Goshima et al. [17] attempted to define the expenditure of effort, complications, and difficulties encountered by the patient and the surgical team to achieve limb salvage in the early and intermediate postoperative period. They analyzed three specific, nontraditional outcomes measures: (1) reoperation within 3 months, (2) readmission in the first 6 months after the index revascularization, and (3) time to complete wound healing. Hospital readmissions within 6 months were required in 49.3 % of patients. Less than half of those patients presenting with ischemic tissue loss achieved complete wound healing within a 3-month period. In this study, diabetes proved to be the dominant risk factor for the prolonged wound healing. The pathophysiologic relationship between diabetes and impaired wound healing is complex, but vascular, neuropathic, immunogenic, and biochemical abnormalities all contribute to a diminished capacity for tissue repair [18]. Diabetic patients, particularly those with renal failure, often suffer nonhealing wounds despite patent, functional bypass grafts. Numerous studies have suggested that the presence of renal failure interferes with wound healing. In the present report, although renal failure was a major risk factor for repeat operation and readmissions, it was not a major risk factor for prolonged wound healing. In a study published by Johnson et al. [19], failure of foot salvage in renal failure patients was related to poor wound healing, such as ongoing ischemia or uncontrollable infection, despite a functional graft. These patients may ultimately require major limb amputation despite ongoing graft patency [20]. Elderly patients with preoperative ambulatory impairment, dementia, and end-stage renal disease often achieved very little improvement in their functional performance after successful revascularization, regardless of whether the treatment was percutaneous or open bypass [21].

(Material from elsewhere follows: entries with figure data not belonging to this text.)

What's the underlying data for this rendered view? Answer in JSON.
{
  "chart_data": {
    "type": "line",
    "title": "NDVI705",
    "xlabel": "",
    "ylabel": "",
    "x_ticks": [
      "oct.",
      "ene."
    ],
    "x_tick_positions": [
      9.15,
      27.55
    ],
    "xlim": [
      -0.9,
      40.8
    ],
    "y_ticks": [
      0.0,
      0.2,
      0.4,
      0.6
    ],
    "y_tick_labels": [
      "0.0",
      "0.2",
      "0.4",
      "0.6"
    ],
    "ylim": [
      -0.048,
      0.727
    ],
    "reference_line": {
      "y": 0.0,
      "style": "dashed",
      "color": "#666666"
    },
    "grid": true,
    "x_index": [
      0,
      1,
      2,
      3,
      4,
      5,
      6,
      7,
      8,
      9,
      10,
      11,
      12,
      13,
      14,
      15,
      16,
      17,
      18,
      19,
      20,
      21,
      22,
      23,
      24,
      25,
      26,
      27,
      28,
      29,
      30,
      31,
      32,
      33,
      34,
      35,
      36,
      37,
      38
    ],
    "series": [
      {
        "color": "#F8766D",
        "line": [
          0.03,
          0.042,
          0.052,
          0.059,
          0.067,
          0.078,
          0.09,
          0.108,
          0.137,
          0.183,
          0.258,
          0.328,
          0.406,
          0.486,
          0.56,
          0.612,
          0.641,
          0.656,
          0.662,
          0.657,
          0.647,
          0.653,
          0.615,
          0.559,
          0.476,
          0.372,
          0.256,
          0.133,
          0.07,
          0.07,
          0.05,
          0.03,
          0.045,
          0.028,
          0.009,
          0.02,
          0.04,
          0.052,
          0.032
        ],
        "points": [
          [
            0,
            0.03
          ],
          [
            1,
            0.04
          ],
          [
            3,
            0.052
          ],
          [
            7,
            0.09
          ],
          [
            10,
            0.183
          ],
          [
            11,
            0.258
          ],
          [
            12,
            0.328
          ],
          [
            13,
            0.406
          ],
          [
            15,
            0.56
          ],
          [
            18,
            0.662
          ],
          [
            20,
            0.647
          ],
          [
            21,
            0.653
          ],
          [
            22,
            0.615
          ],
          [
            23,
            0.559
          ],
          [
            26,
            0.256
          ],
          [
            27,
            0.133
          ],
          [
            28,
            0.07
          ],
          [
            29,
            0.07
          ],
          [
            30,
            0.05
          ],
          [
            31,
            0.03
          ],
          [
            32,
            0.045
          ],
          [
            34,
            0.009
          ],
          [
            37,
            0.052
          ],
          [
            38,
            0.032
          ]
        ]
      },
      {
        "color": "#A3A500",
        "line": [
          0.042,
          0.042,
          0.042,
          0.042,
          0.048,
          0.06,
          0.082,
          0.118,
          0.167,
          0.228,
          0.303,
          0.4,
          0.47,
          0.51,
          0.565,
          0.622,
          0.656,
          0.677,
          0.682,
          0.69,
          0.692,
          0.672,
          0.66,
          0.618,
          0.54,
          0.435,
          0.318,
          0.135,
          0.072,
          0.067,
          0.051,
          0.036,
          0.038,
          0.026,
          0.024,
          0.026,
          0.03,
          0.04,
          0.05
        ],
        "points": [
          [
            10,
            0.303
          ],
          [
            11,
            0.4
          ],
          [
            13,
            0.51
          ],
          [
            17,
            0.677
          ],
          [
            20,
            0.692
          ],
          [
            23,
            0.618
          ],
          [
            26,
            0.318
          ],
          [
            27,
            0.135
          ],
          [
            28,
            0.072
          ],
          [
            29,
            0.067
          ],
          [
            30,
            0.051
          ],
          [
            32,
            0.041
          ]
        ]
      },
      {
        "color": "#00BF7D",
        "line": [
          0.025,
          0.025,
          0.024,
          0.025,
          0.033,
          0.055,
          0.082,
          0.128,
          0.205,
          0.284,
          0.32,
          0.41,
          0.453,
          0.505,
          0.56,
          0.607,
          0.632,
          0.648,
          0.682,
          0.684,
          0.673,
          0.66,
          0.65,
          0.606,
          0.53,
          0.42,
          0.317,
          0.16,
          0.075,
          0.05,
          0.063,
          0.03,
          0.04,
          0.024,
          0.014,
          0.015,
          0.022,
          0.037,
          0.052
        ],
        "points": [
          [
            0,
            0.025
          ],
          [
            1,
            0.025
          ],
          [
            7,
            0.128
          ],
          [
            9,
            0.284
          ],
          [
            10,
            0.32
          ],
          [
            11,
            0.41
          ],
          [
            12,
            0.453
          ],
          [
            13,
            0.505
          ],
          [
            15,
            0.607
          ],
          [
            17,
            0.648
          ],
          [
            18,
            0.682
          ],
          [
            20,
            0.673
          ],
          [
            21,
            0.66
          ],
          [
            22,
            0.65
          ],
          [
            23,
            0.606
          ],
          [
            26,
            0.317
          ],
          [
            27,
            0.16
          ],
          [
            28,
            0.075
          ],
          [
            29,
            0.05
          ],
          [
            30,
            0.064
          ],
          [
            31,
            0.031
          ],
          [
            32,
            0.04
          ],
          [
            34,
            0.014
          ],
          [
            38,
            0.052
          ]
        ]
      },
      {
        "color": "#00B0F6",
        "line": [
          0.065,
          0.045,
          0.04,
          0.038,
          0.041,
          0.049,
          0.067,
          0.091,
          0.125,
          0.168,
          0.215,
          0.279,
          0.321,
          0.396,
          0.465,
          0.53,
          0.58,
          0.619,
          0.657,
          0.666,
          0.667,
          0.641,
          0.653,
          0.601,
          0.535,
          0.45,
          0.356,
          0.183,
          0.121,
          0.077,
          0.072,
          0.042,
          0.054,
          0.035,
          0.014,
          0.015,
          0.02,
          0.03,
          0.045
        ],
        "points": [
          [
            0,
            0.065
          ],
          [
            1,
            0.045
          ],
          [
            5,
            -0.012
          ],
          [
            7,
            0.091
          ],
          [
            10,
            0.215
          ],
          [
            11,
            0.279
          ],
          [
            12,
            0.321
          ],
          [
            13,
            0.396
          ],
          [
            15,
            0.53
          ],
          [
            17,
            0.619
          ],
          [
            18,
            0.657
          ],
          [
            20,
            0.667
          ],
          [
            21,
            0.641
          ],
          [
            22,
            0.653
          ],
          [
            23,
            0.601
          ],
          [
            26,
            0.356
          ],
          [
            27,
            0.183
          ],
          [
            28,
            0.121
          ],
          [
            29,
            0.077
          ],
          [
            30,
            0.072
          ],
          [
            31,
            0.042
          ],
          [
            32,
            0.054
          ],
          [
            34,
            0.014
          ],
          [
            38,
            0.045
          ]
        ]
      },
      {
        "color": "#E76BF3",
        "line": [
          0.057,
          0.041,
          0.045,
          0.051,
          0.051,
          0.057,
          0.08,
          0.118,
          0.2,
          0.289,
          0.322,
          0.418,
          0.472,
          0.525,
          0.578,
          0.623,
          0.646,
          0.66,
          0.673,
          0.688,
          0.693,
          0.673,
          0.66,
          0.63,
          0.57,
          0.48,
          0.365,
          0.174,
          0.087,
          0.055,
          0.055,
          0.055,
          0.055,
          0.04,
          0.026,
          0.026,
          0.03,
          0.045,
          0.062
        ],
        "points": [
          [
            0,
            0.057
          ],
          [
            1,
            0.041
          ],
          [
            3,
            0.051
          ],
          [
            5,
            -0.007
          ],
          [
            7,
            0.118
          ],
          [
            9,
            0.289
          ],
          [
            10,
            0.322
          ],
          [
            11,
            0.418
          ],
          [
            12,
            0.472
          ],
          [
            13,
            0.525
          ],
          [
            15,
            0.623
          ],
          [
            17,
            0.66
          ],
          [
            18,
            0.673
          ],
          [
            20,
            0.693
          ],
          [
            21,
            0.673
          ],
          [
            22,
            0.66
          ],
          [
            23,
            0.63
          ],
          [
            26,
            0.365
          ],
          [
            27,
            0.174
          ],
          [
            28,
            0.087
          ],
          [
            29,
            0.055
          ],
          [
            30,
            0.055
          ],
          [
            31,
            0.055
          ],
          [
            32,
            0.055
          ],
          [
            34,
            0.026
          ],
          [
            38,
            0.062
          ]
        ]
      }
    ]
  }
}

Conte and authors [14] state that patients with CLI and nonhealing wounds incur pain, disability, and extensive treatments that may be dramatically relieved by effective revascularization. Wound healing is an important measure of clinical success, but is fraught with difficulties as a clinical trial endpoint. They suggested that wound care guidelines should be established by protocol to provide uniform care for all subjects in a trial where healing is an endpoint. Ulcers should be photographed at baseline; 3, 6, and 12 months posttreatment; and prior to revascularization or major amputation. An independent core laboratory should review the size of ischemic ulcers at baseline and an independent observer (physician) should confirm the complete healing of the target ulcers posttreatment. The duration of complete healing as confirmed by the outside observer should be at least 2 weeks.